1. Model Introduction
Kimi K2-Instruct-0905 is the latest, most capable version of Kimi K2. It is a state-of-the-art mixture-of-experts (MoE) language model, featuring 32 billion activated parameters and a total of 1 trillion parameters.
Key Features
- Enhanced agentic coding intelligence: Kimi K2-Instruct-0905 demonstrates significant improvements in performance on public benchmarks and real-world coding agent tasks.
- Improved frontend coding experience: Kimi K2-Instruct-0905 offers advancements in both the aesthetics and practicality of frontend programming.
- Extended context length: Kimi K2-Instruct-0905’s context window has been increased from 128k to 256k tokens, providing better support for long-horizon tasks.
2. Model Summary
| Architecture | Mixture-of-Experts (MoE) |
| Total Parameters | 1T |
| Activated Parameters | 32B |
| Number of Layers (Dense layer included) | 61 |
| Number of Dense Layers | 1 |
| Attention Hidden Dimension | 7168 |
| MoE Hidden Dimension (per Expert) | 2048 |
| Number of Attention Heads | 64 |
| Number of Experts | 384 |
| Selected Experts per Token | 8 |
| Number of Shared Experts | 1 |
| Vocabulary Size | 160K |
| Context Length | 256K |
| Attention Mechanism | MLA |
| Activation Function | SwiGLU |
3. Evaluation Results
| Benchmark | Metric | K2-Instruct-0905 | K2-Instruct-0711 | Qwen3-Coder-480B-A35B-Instruct | GLM-4.5 | DeepSeek-V3.1 | Claude-Sonnet-4 | Claude-Opus-4 |
|---|---|---|---|---|---|---|---|---|
| SWE-Bench verified | ACC | 69.2 ± 0.63 | 65.8 | 69.6* | 64.2* | 66.0* | 72.7* | 72.5* |
| SWE-Bench Multilingual | ACC | 55.9 ± 0.72 | 47.3 | 54.7* | 52.7 | 54.5* | 53.3* | - |
| Multi-SWE-Bench | ACC | 33.5 ± 0.28 | 31.3 | 32.7 | 31.7 | 29.0 | 35.7 | - |
| Terminal-Bench | ACC | 44.5 ± 2.03 | 37.5 | 37.5* | 39.9* | 31.3* | 36.4* | 43.2* |
| SWE-Dev | ACC | 66.6 ± 0.72 | 61.9 | 64.7 | 63.2 | 53.3 | 67.1 | - |
All K2-Instruct-0905 numbers are reported as mean ± std over five independent, full-test-set runs. Before each run we prune the repository so that every Git object unreachable from the target commit disappears; this guarantees the agent sees only the code that would legitimately be available at that point in history.
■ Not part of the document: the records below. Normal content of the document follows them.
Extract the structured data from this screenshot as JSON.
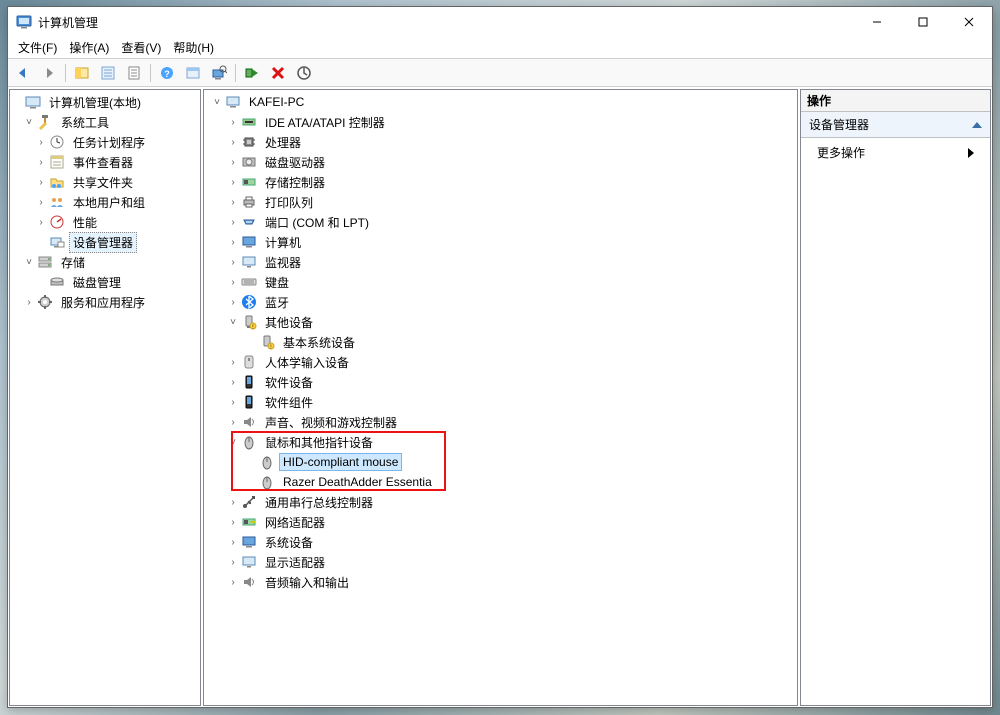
{
  "window": {
    "title": "计算机管理",
    "min": "–",
    "max": "□",
    "close": "×"
  },
  "menu": {
    "file": "文件(F)",
    "action": "操作(A)",
    "view": "查看(V)",
    "help": "帮助(H)"
  },
  "left_tree": {
    "root": "计算机管理(本地)",
    "systools": "系统工具",
    "task_scheduler": "任务计划程序",
    "event_viewer": "事件查看器",
    "shared_folders": "共享文件夹",
    "local_users": "本地用户和组",
    "performance": "性能",
    "device_manager": "设备管理器",
    "storage": "存储",
    "disk_mgmt": "磁盘管理",
    "services_apps": "服务和应用程序"
  },
  "mid_tree": {
    "pc": "KAFEI-PC",
    "ide": "IDE ATA/ATAPI 控制器",
    "cpu": "处理器",
    "disk_drives": "磁盘驱动器",
    "storage_ctrl": "存储控制器",
    "print_queues": "打印队列",
    "ports": "端口 (COM 和 LPT)",
    "computer": "计算机",
    "monitor": "监视器",
    "keyboard": "键盘",
    "bluetooth": "蓝牙",
    "other_devices": "其他设备",
    "base_sys_dev": "基本系统设备",
    "hid": "人体学输入设备",
    "soft_dev": "软件设备",
    "soft_comp": "软件组件",
    "sound": "声音、视频和游戏控制器",
    "mice": "鼠标和其他指针设备",
    "hid_mouse": "HID-compliant mouse",
    "razer_mouse": "Razer DeathAdder Essentia",
    "usb": "通用串行总线控制器",
    "network": "网络适配器",
    "sys_dev": "系统设备",
    "display": "显示适配器",
    "audio_io": "音频输入和输出"
  },
  "actions": {
    "header": "操作",
    "section": "设备管理器",
    "more": "更多操作"
  }
}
Except for Terminal-Bench (Terminus-2), every result was produced with our in-house evaluation harness. The harness is derived from SWE-agent, but we clamp the context windows of the Bash and Edit tools and rewrite the system prompt to match the task semantics. All baseline figures denoted with an asterisk (*) are excerpted directly from their official report or public leaderboard; the remaining metrics were evaluated by us under conditions identical to those used for K2-Instruct-0905.
For SWE-Dev we go one step further: we overwrite the original repository files and delete any test file that exercises the functions the agent is expected to generate, eliminating any indirect hints about the desired implementation.
4. Deployment
You can access Kimi K2's API on https://platform.moonshot.ai , we provide OpenAI/Anthropic-compatible API for you.
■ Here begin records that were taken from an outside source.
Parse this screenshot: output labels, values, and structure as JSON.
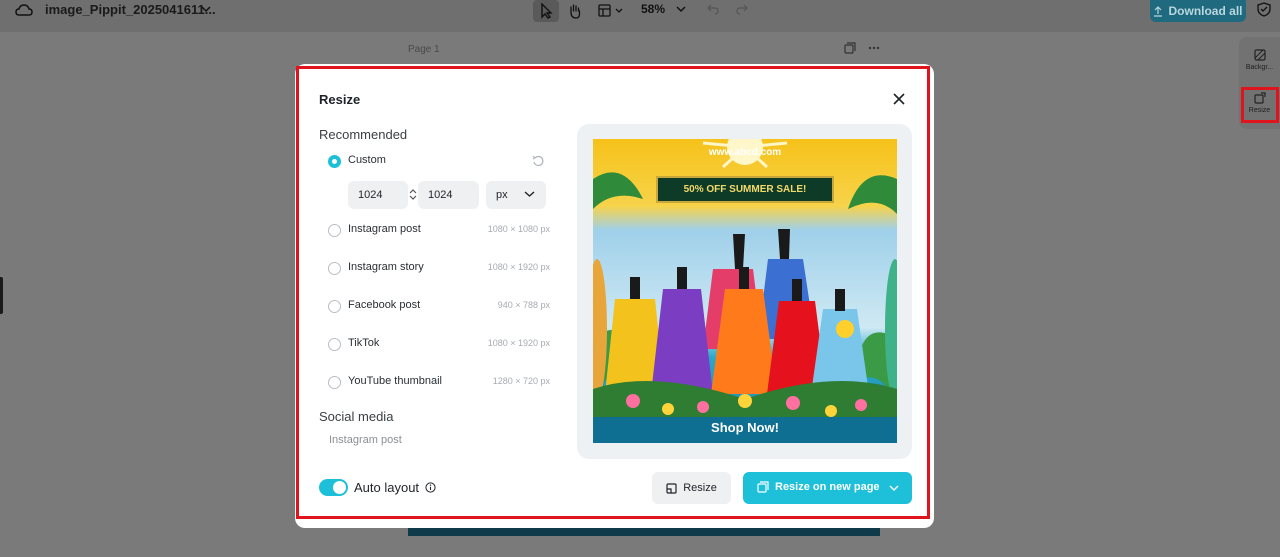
{
  "topbar": {
    "filename": "image_Pippit_2025041611...",
    "zoom": "58%",
    "download_label": "Download all"
  },
  "canvas": {
    "page_label": "Page 1"
  },
  "rail": {
    "background_label": "Backgr...",
    "resize_label": "Resize"
  },
  "modal": {
    "title": "Resize",
    "recommended_title": "Recommended",
    "custom_label": "Custom",
    "width_value": "1024",
    "height_value": "1024",
    "unit": "px",
    "options": [
      {
        "label": "Instagram post",
        "dims": "1080 × 1080 px"
      },
      {
        "label": "Instagram story",
        "dims": "1080 × 1920 px"
      },
      {
        "label": "Facebook post",
        "dims": "940 × 788 px"
      },
      {
        "label": "TikTok",
        "dims": "1080 × 1920 px"
      },
      {
        "label": "YouTube thumbnail",
        "dims": "1280 × 720 px"
      }
    ],
    "social_title": "Social media",
    "social_sub": "Instagram post",
    "auto_layout_label": "Auto layout",
    "auto_layout_on": true,
    "resize_button": "Resize",
    "resize_new_page_button": "Resize on new page"
  },
  "preview": {
    "url": "www.abcd.com",
    "banner": "50% OFF SUMMER SALE!",
    "cta": "Shop Now!"
  },
  "colors": {
    "accent": "#1dc0d8",
    "highlight": "#e0141c",
    "download": "#1f6a7f"
  }
}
The Anthropic-compatible API maps temperature by
real_temperature = request_temperature * 0.6for better compatible with existing applications.
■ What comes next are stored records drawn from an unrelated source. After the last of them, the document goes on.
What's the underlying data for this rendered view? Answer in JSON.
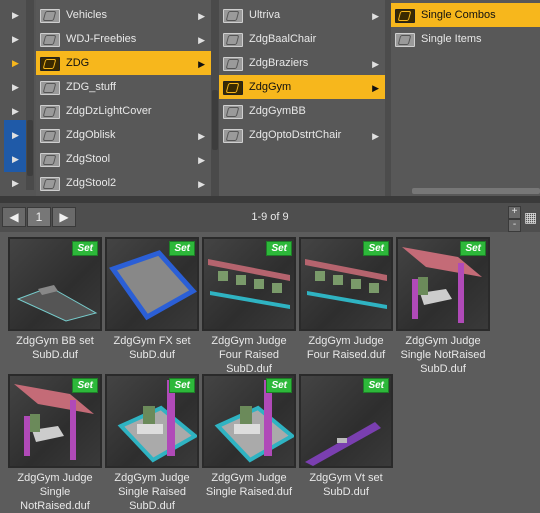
{
  "columns": [
    {
      "items": [
        {
          "label": "Vehicles",
          "selected": false,
          "arrow": true
        },
        {
          "label": "WDJ-Freebies",
          "selected": false,
          "arrow": true
        },
        {
          "label": "ZDG",
          "selected": true,
          "arrow": true
        },
        {
          "label": "ZDG_stuff",
          "selected": false,
          "arrow": false
        },
        {
          "label": "ZdgDzLightCover",
          "selected": false,
          "arrow": false
        },
        {
          "label": "ZdgOblisk",
          "selected": false,
          "arrow": true
        },
        {
          "label": "ZdgStool",
          "selected": false,
          "arrow": true
        },
        {
          "label": "ZdgStool2",
          "selected": false,
          "arrow": true
        }
      ]
    },
    {
      "items": [
        {
          "label": "Ultriva",
          "selected": false,
          "arrow": true
        },
        {
          "label": "ZdgBaalChair",
          "selected": false,
          "arrow": false
        },
        {
          "label": "ZdgBraziers",
          "selected": false,
          "arrow": true
        },
        {
          "label": "ZdgGym",
          "selected": true,
          "arrow": true
        },
        {
          "label": "ZdgGymBB",
          "selected": false,
          "arrow": false
        },
        {
          "label": "ZdgOptoDstrtChair",
          "selected": false,
          "arrow": true
        }
      ]
    },
    {
      "items": [
        {
          "label": "Single Combos",
          "selected": true,
          "arrow": false
        },
        {
          "label": "Single Items",
          "selected": false,
          "arrow": false
        }
      ]
    }
  ],
  "toolbar": {
    "back": "◀",
    "page": "1",
    "forward": "▶",
    "count": "1-9 of 9",
    "zoom_in": "+",
    "zoom_out": "-",
    "grid_view": "▦"
  },
  "badge_text": "Set",
  "assets": [
    {
      "lines": [
        "ZdgGym BB set",
        "SubD.duf"
      ],
      "kind": "bb"
    },
    {
      "lines": [
        "ZdgGym FX set",
        "SubD.duf"
      ],
      "kind": "fx"
    },
    {
      "lines": [
        "ZdgGym Judge",
        "Four Raised",
        "SubD.duf"
      ],
      "kind": "four"
    },
    {
      "lines": [
        "ZdgGym Judge",
        "Four Raised.duf"
      ],
      "kind": "four"
    },
    {
      "lines": [
        "ZdgGym Judge",
        "Single NotRaised",
        "SubD.duf"
      ],
      "kind": "single"
    },
    {
      "lines": [
        "ZdgGym Judge",
        "Single",
        "NotRaised.duf"
      ],
      "kind": "single"
    },
    {
      "lines": [
        "ZdgGym Judge",
        "Single Raised",
        "SubD.duf"
      ],
      "kind": "raised"
    },
    {
      "lines": [
        "ZdgGym Judge",
        "Single Raised.duf"
      ],
      "kind": "raised"
    },
    {
      "lines": [
        "ZdgGym Vt set",
        "SubD.duf"
      ],
      "kind": "vt"
    }
  ],
  "colors": {
    "selected": "#f7b71c",
    "badge": "#2db83a"
  }
}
Our model checkpoints are stored in the block-fp8 format, you can find it on Huggingface.
Currently, Kimi-K2 is recommended to run on the following inference engines:
- vLLM
- SGLang
- KTransformers
- TensorRT-LLM
Deployment examples for vLLM and SGLang can be found in the Model Deployment Guide.
5. Model Usage
Chat Completion
Once the local inference service is up, you can interact with it through the chat endpoint:
def simple_chat(client: OpenAI, model_name: str):
messages = [
{"role": "system", "content": "You are Kimi, an AI assistant created by Moonshot AI."},
{"role": "user", "content": [{"type": "text", "text": "Please give a brief self-introduction."}]},
]
response = client.chat.completions.create(
model=model_name,
messages=messages,
stream=False,
temperature=0.6,
max_tokens=256
)
print(response.choices[0].message.content)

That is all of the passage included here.